Peter first up, I wasn’t complaining about the hand I’ve been dealt – I’m over that. For sure it’s the anti-depressants talking, but I’m quite happy to be one of the ‘losers’, in Australia anyway, it ain’t that bad; well not out here in the bush where we have more freedom from both Government intervention and the capitalist imperative to consume and accumulate more stuff.

Actually, it’s only my youngest child who is still having to deal with lousy jobs and stupid employers; the two oldest have successfully integrated and are paying lots of tax; is that the definition of success in your opinion? Have I paid back the taxpayer for some of my single parent benefit, do you think?

The farm conditions aren’t that bad, if there is support for those of us who lack resilience, lacked a functional family to provide us with the appropriate social conditioning and require more initial support to feel included.

I am not looking for Treasury to do anything for my children; Governments over the years have done a lot for me and for my children and I’m quite sure that we wouldn’t be as well integrated as we are now, without this help.

I am not ashamed – but perhaps you think I should be – to say that I am economically illiterate.
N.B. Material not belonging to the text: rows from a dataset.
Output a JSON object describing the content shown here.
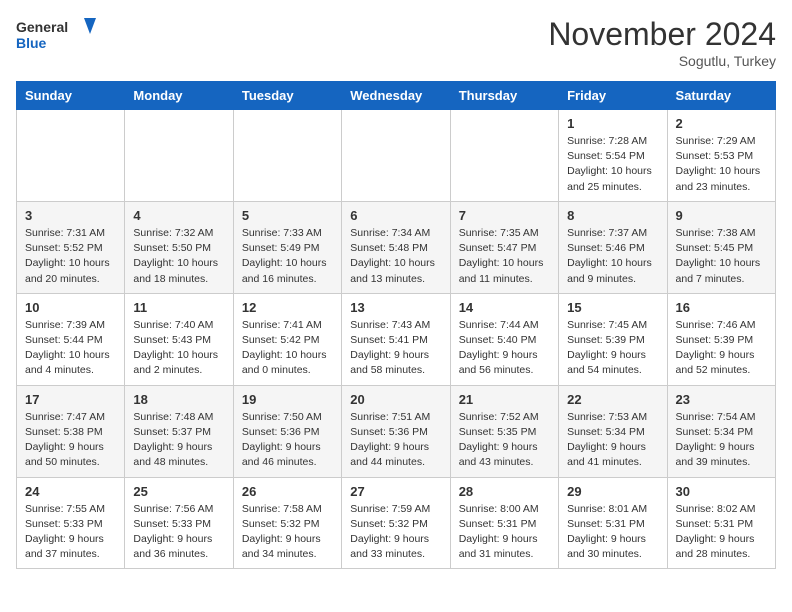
{
  "header": {
    "logo_general": "General",
    "logo_blue": "Blue",
    "month_title": "November 2024",
    "location": "Sogutlu, Turkey"
  },
  "days_of_week": [
    "Sunday",
    "Monday",
    "Tuesday",
    "Wednesday",
    "Thursday",
    "Friday",
    "Saturday"
  ],
  "weeks": [
    [
      {
        "day": "",
        "info": ""
      },
      {
        "day": "",
        "info": ""
      },
      {
        "day": "",
        "info": ""
      },
      {
        "day": "",
        "info": ""
      },
      {
        "day": "",
        "info": ""
      },
      {
        "day": "1",
        "info": "Sunrise: 7:28 AM\nSunset: 5:54 PM\nDaylight: 10 hours\nand 25 minutes."
      },
      {
        "day": "2",
        "info": "Sunrise: 7:29 AM\nSunset: 5:53 PM\nDaylight: 10 hours\nand 23 minutes."
      }
    ],
    [
      {
        "day": "3",
        "info": "Sunrise: 7:31 AM\nSunset: 5:52 PM\nDaylight: 10 hours\nand 20 minutes."
      },
      {
        "day": "4",
        "info": "Sunrise: 7:32 AM\nSunset: 5:50 PM\nDaylight: 10 hours\nand 18 minutes."
      },
      {
        "day": "5",
        "info": "Sunrise: 7:33 AM\nSunset: 5:49 PM\nDaylight: 10 hours\nand 16 minutes."
      },
      {
        "day": "6",
        "info": "Sunrise: 7:34 AM\nSunset: 5:48 PM\nDaylight: 10 hours\nand 13 minutes."
      },
      {
        "day": "7",
        "info": "Sunrise: 7:35 AM\nSunset: 5:47 PM\nDaylight: 10 hours\nand 11 minutes."
      },
      {
        "day": "8",
        "info": "Sunrise: 7:37 AM\nSunset: 5:46 PM\nDaylight: 10 hours\nand 9 minutes."
      },
      {
        "day": "9",
        "info": "Sunrise: 7:38 AM\nSunset: 5:45 PM\nDaylight: 10 hours\nand 7 minutes."
      }
    ],
    [
      {
        "day": "10",
        "info": "Sunrise: 7:39 AM\nSunset: 5:44 PM\nDaylight: 10 hours\nand 4 minutes."
      },
      {
        "day": "11",
        "info": "Sunrise: 7:40 AM\nSunset: 5:43 PM\nDaylight: 10 hours\nand 2 minutes."
      },
      {
        "day": "12",
        "info": "Sunrise: 7:41 AM\nSunset: 5:42 PM\nDaylight: 10 hours\nand 0 minutes."
      },
      {
        "day": "13",
        "info": "Sunrise: 7:43 AM\nSunset: 5:41 PM\nDaylight: 9 hours\nand 58 minutes."
      },
      {
        "day": "14",
        "info": "Sunrise: 7:44 AM\nSunset: 5:40 PM\nDaylight: 9 hours\nand 56 minutes."
      },
      {
        "day": "15",
        "info": "Sunrise: 7:45 AM\nSunset: 5:39 PM\nDaylight: 9 hours\nand 54 minutes."
      },
      {
        "day": "16",
        "info": "Sunrise: 7:46 AM\nSunset: 5:39 PM\nDaylight: 9 hours\nand 52 minutes."
      }
    ],
    [
      {
        "day": "17",
        "info": "Sunrise: 7:47 AM\nSunset: 5:38 PM\nDaylight: 9 hours\nand 50 minutes."
      },
      {
        "day": "18",
        "info": "Sunrise: 7:48 AM\nSunset: 5:37 PM\nDaylight: 9 hours\nand 48 minutes."
      },
      {
        "day": "19",
        "info": "Sunrise: 7:50 AM\nSunset: 5:36 PM\nDaylight: 9 hours\nand 46 minutes."
      },
      {
        "day": "20",
        "info": "Sunrise: 7:51 AM\nSunset: 5:36 PM\nDaylight: 9 hours\nand 44 minutes."
      },
      {
        "day": "21",
        "info": "Sunrise: 7:52 AM\nSunset: 5:35 PM\nDaylight: 9 hours\nand 43 minutes."
      },
      {
        "day": "22",
        "info": "Sunrise: 7:53 AM\nSunset: 5:34 PM\nDaylight: 9 hours\nand 41 minutes."
      },
      {
        "day": "23",
        "info": "Sunrise: 7:54 AM\nSunset: 5:34 PM\nDaylight: 9 hours\nand 39 minutes."
      }
    ],
    [
      {
        "day": "24",
        "info": "Sunrise: 7:55 AM\nSunset: 5:33 PM\nDaylight: 9 hours\nand 37 minutes."
      },
      {
        "day": "25",
        "info": "Sunrise: 7:56 AM\nSunset: 5:33 PM\nDaylight: 9 hours\nand 36 minutes."
      },
      {
        "day": "26",
        "info": "Sunrise: 7:58 AM\nSunset: 5:32 PM\nDaylight: 9 hours\nand 34 minutes."
      },
      {
        "day": "27",
        "info": "Sunrise: 7:59 AM\nSunset: 5:32 PM\nDaylight: 9 hours\nand 33 minutes."
      },
      {
        "day": "28",
        "info": "Sunrise: 8:00 AM\nSunset: 5:31 PM\nDaylight: 9 hours\nand 31 minutes."
      },
      {
        "day": "29",
        "info": "Sunrise: 8:01 AM\nSunset: 5:31 PM\nDaylight: 9 hours\nand 30 minutes."
      },
      {
        "day": "30",
        "info": "Sunrise: 8:02 AM\nSunset: 5:31 PM\nDaylight: 9 hours\nand 28 minutes."
      }
    ]
  ]
}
I did do economics at some stage during high school. back then, in the early 60’s, the message I heard – but possibly it was not the message that was being presented – was that it is human nature that stuffs up the economic theories. So that has been my focus; to understand people.

Your focus is different to mine, your ‘reality’ is politics and economics; mine is psychology and how ‘the vibe’ affects people and their behaviour.

I think we would all benefit if the vibe from the economists and the politicians was that all people are worth something, are worth rescuing from the conditions that do render them stupid and lazy. We people at the bottom do respond to vibes, more than you economic types do, and we don’t respond well to sticks; carrots are much more effective.

I have to agree that there are a great many autistic types in government; Kevin Rudd is so obviously Aspergers.